From strangled seabirds to trapped turtles to the giant floating island and the discovery of nano-particles in the flesh of the fish we eat, we are all aware of the horrors of widely distributed plastic waste, and so it is only right that we refrain from the use of plastic bags and wrappings – at least so long as there is not an effective system of collection and consolidation of such waste. But I take issue with some of the ways this is interpreted.
As I learned from the latest (May 30) issue of The Village Green, an Australian group called the Minderoo Foundation has produced a report which names and shames the companies responsible for plastic pollution. But I am surprised by their emphasis on “the base of the supply chain that make ‘polymers’ – the building blocks of all plastics – almost exclusively from fossil fuels.”

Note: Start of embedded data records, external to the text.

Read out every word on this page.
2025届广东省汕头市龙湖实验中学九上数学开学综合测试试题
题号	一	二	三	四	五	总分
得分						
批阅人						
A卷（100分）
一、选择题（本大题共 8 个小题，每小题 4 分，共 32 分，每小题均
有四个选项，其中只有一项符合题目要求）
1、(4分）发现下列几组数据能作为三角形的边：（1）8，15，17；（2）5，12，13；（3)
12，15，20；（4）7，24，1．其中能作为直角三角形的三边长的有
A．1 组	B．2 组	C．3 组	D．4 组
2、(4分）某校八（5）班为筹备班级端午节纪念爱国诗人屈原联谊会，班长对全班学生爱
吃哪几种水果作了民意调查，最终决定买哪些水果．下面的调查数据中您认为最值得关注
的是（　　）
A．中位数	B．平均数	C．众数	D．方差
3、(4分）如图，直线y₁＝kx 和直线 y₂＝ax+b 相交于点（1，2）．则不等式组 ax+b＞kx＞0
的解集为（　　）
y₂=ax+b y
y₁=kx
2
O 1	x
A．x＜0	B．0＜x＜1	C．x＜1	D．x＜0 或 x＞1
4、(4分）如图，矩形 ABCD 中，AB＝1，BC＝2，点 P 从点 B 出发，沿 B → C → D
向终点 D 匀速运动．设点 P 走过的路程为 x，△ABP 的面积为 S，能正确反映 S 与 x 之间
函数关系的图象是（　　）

The GHG emissions attributed to plastics by Zheng&Suh in a letter at Nature Climate Change(cited as a reference by Mindaroo) are mostly from the energy used in their production, and from the assumption that they will end life in incinerators (which are the same for all kinds of polymer source, since plant based polymers could otherwise serve as a Carbon sink if not used for plastics and then burned).
But a proper energy transition (which is essential in any case) should resolve the former, and the current practice of burning waste is certainly not what I would recommend as the most climate-friendly alternative. In fact, collecting and burying plastic waste seems to me to be a potentially significant means of carbon sequestration. So, contrary to many who expound on this topic, I would suggest that what we need to do is not reduce our use of plastics but rather increase it – with the proviso that all plastic waste be separated and stored in a secure burial place (such as may be provided, for example, by fossil carbon extraction – eg old coal mines and oil wells).
Please let me know if you see anything wrong in the above analysis.